Re: Article: The Triangular Base of Training: Wisdom, Humility, and Self-doubt by "Th
I was startled by this article and the response to it, because I feel--and I don't mean this as a criticism--that I live in an internal world totally different from the author's.
For most of my life the biggest barrier that prevents me from acting wisely has not been too much self-certainty and immunity to doubt, but too much self-doubt and vulnerability to outside pressure. I meet many women, and some men, who seem to be in the same situation.
As a result my immediate reaction to the essay was pain and anger: yet another person adding ammunition to the lifelong internal assault by guilt and feelings of inadequacy. I don't think this is the author's fault, in that the people who act as he describes--too self-assured, never considering whether they are doing the right thing--do exist and do need to be addressed. But perhaps there is some way to mark that the message, while general, is not meant to be universal?
The specific example of being asked by one's sensei to train longer hours particularly struck me. In my life, as in the lives of many Americans, there is continual outside pressure to do more of many different activities--train longer hours, spend more time on my career, contribute more to community activities, become more involved with politics, spend more time cultivating my spirituality, take better care of my house, yard, local parks, relationships.... Yes, each and every outside request/demand can be met by careful soul-searching about whether this is in fact possible or desirable. But it seems quite easy to let one's life be driven, and eventually destroyed, by outside demands if they are not balanced by some inward judgement about what is really important and, equally, what is really possible.

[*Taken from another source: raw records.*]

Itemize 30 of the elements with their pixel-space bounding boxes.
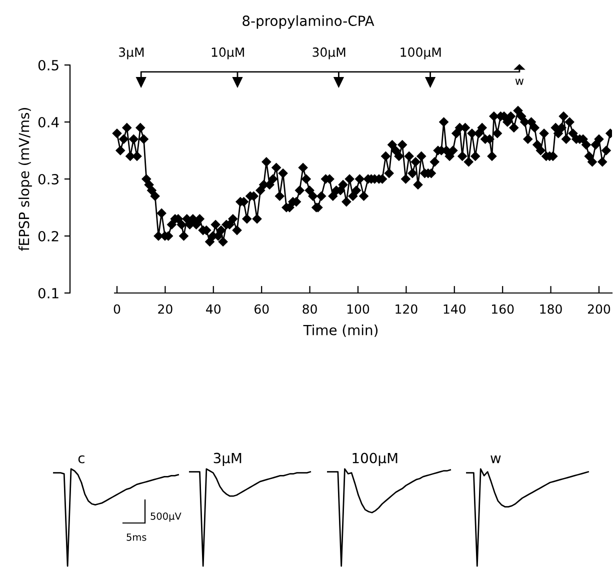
x-tick-label: 20	[158, 304, 172, 314]
x-axis-title: Time (min)	[303, 324, 378, 337]
x-tick-label: 60	[254, 304, 269, 314]
ref-line-label: w	[515, 78, 524, 85]
chart-title: 3μM	[214, 452, 242, 466]
chart-title: 8-propylamino-CPA	[242, 15, 374, 29]
y-tick-label: 0.1	[38, 288, 58, 298]
x-tick-label: 80	[302, 304, 317, 314]
x-tick-label: 120	[396, 304, 418, 314]
y-tick-label: 0.3	[38, 174, 58, 184]
y-tick-label: 0.2	[38, 230, 58, 242]
chart-title: c	[78, 455, 84, 464]
x-tick-label: 100	[347, 304, 370, 314]
ref-line-label: 100μM	[400, 47, 441, 60]
x-tick-label: 140	[444, 304, 466, 314]
y-tick-label: 0.5	[38, 60, 58, 70]
ref-line-label: 10μM	[212, 47, 244, 60]
annotation: 500μV	[150, 512, 182, 522]
x-tick-label: 40	[206, 304, 221, 314]
x-tick-label: 180	[540, 304, 562, 314]
ref-line-label: 3μM	[119, 47, 144, 60]
y-tick-label: 0.4	[38, 116, 59, 128]
annotation: 5ms	[126, 534, 146, 541]
chart-title: 100μM	[352, 452, 398, 466]
x-tick-label: 200	[588, 304, 610, 314]
ref-line-label: 30μM	[312, 47, 346, 60]
chart-title: w	[490, 456, 501, 464]
y-axis-title: fEPSP slope (mV/ms)	[18, 108, 32, 251]
x-tick-label: 0	[114, 304, 120, 314]
x-tick-label: 160	[492, 304, 514, 314]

The sum total of requests coming at me for my time certainly exceeds 24 hours in each day, probably by a factor of ten. Someone must make hard choices about which demands are to be honored and which are to be rejected.

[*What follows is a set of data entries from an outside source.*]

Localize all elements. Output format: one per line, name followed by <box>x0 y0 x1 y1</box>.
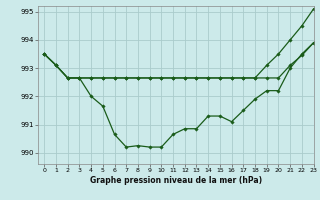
X-axis label: Graphe pression niveau de la mer (hPa): Graphe pression niveau de la mer (hPa) <box>90 176 262 185</box>
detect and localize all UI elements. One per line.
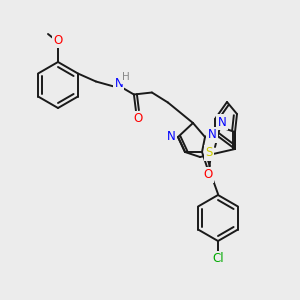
Text: N: N (218, 116, 226, 128)
Text: S: S (205, 146, 213, 160)
Text: O: O (53, 34, 63, 46)
Text: N: N (115, 77, 123, 90)
Text: H: H (122, 73, 130, 82)
Text: N: N (167, 130, 176, 143)
Text: O: O (203, 169, 213, 182)
Text: N: N (208, 128, 216, 142)
Text: Cl: Cl (212, 253, 224, 266)
Text: O: O (133, 112, 142, 125)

Certainly my sensei has some claim to be the one making such decisions. Equally, so does my spiritual leader, my employer, and my spouse. But I am the only one in position to know how much each of them is asking and whether, in toto, it exceeds what I have to give. So, unless I am to abandon all but one such master, I need to be able to make those decisions *myself*. And, unless I am to live in misery, I have to make decisions with which I can be at peace.

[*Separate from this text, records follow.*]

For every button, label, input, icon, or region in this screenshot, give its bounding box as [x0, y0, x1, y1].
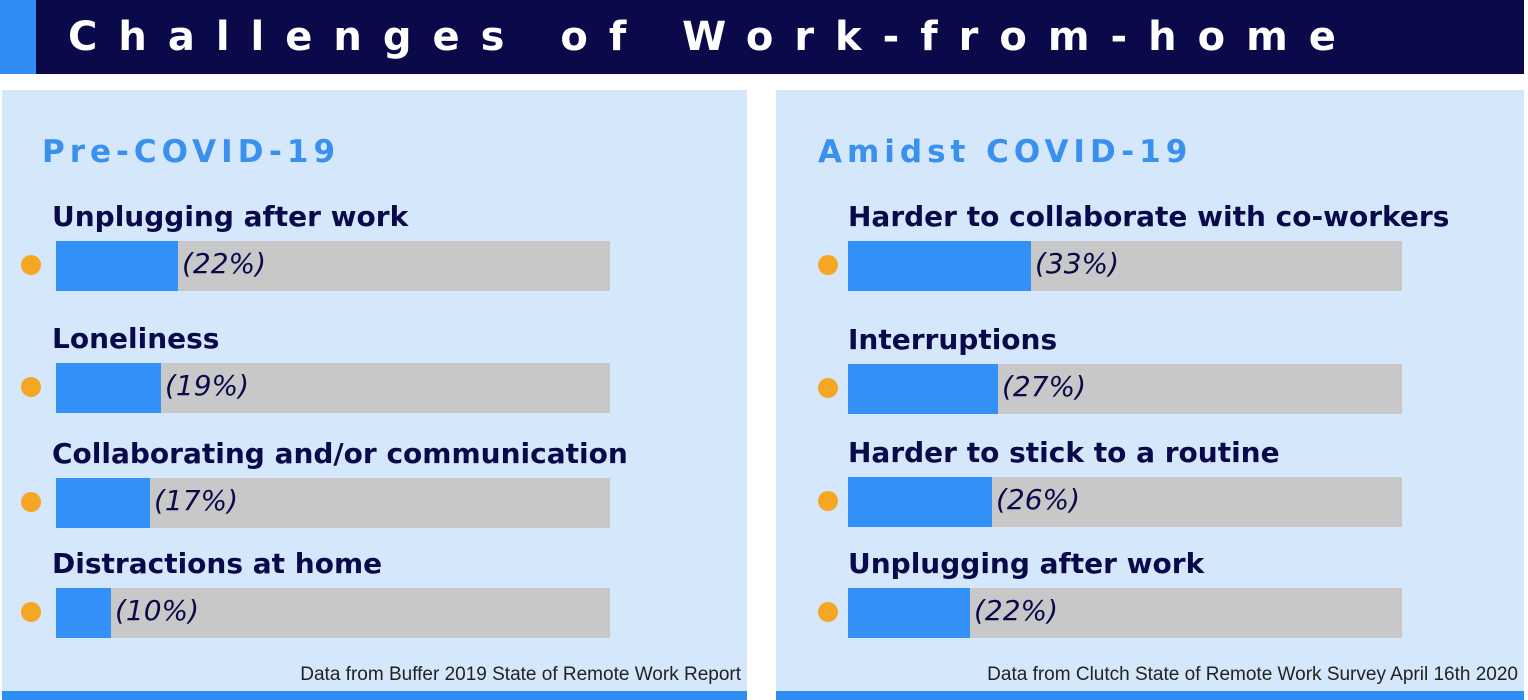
bar-track: (17%) [56, 478, 610, 528]
bar-fill [56, 478, 150, 528]
bullet-dot-icon [818, 602, 838, 622]
panel-bottom-strip [776, 691, 1524, 700]
bar-value-label: (10%) [115, 594, 200, 627]
chart-item: Harder to collaborate with co-workers (3… [776, 200, 1524, 300]
chart-item: Collaborating and/or communication (17%) [2, 437, 747, 537]
bar-fill [848, 241, 1031, 291]
panel-title-pre-covid: Pre-COVID-19 [42, 134, 341, 170]
chart-item: Interruptions (27%) [776, 323, 1524, 423]
bar-label: Unplugging after work [52, 200, 409, 233]
bar-value-label: (22%) [974, 594, 1059, 627]
bar-fill [56, 588, 111, 638]
bullet-dot-icon [818, 491, 838, 511]
bullet-dot-icon [818, 255, 838, 275]
bar-label: Collaborating and/or communication [52, 437, 628, 470]
bar-value-label: (33%) [1035, 247, 1120, 280]
bar-track: (33%) [848, 241, 1402, 291]
bar-label: Loneliness [52, 322, 220, 355]
chart-item: Unplugging after work (22%) [2, 200, 747, 300]
title-banner: Challenges of Work-from-home [0, 0, 1524, 74]
panel-title-amidst-covid: Amidst COVID-19 [818, 134, 1193, 170]
source-note: Data from Clutch State of Remote Work Su… [987, 664, 1518, 685]
bar-value-label: (19%) [165, 369, 250, 402]
bar-fill [56, 363, 161, 413]
bar-value-label: (22%) [182, 247, 267, 280]
bullet-dot-icon [21, 255, 41, 275]
chart-item: Unplugging after work (22%) [776, 547, 1524, 647]
banner-accent-strip [0, 0, 36, 74]
chart-item: Distractions at home (10%) [2, 547, 747, 647]
bar-label: Unplugging after work [848, 547, 1205, 580]
bar-label: Interruptions [848, 323, 1058, 356]
source-note: Data from Buffer 2019 State of Remote Wo… [300, 664, 741, 685]
bar-fill [848, 588, 970, 638]
page-title: Challenges of Work-from-home [68, 14, 1357, 60]
chart-item: Loneliness (19%) [2, 322, 747, 422]
chart-item: Harder to stick to a routine (26%) [776, 436, 1524, 536]
bar-track: (10%) [56, 588, 610, 638]
bar-track: (19%) [56, 363, 610, 413]
bar-track: (27%) [848, 364, 1402, 414]
bar-track: (22%) [56, 241, 610, 291]
bullet-dot-icon [818, 378, 838, 398]
bar-label: Harder to stick to a routine [848, 436, 1280, 469]
bullet-dot-icon [21, 602, 41, 622]
panel-bottom-strip [2, 691, 747, 700]
bar-track: (22%) [848, 588, 1402, 638]
bar-fill [848, 364, 998, 414]
bar-value-label: (26%) [996, 483, 1081, 516]
bar-fill [848, 477, 992, 527]
bullet-dot-icon [21, 492, 41, 512]
bar-label: Harder to collaborate with co-workers [848, 200, 1450, 233]
bar-fill [56, 241, 178, 291]
bullet-dot-icon [21, 377, 41, 397]
panel-pre-covid: Pre-COVID-19 Unplugging after work (22%)… [2, 90, 747, 700]
bar-track: (26%) [848, 477, 1402, 527]
bar-label: Distractions at home [52, 547, 383, 580]
bar-value-label: (27%) [1002, 370, 1087, 403]
panel-amidst-covid: Amidst COVID-19 Harder to collaborate wi… [776, 90, 1524, 700]
bar-value-label: (17%) [154, 484, 239, 517]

At this point my interior accuser is already saying, "Look, you're just making excuses--you're just lazy--you could do it if you worked harder and gave up some of the time you selfishly spend on yourself--other people work so much harder than you" etc. etc. But that kind of interior accuser is not useful self-doubt, it's a demon--it can never be satiated, because no matter what you do there are always people eager to tell you that you ought to be doing more, and the accuser picks up their words and turns them into interior torments.
I guess what I am coming down to is that I think any advice to cultivate self-doubt and listen to the challenges of others needs to be balanced, for sanity and happiness, with advice to cultivate interior wisdom and the ability to make one's own decisions and be content with them. The condition of being utterly without self-criticism is ugly, to be sure, but the other extreme of being constantly racked by it and unable to find peace is also ugly. And I emphatically do not believe that aikido society, or American society in general, is all one and none of the other.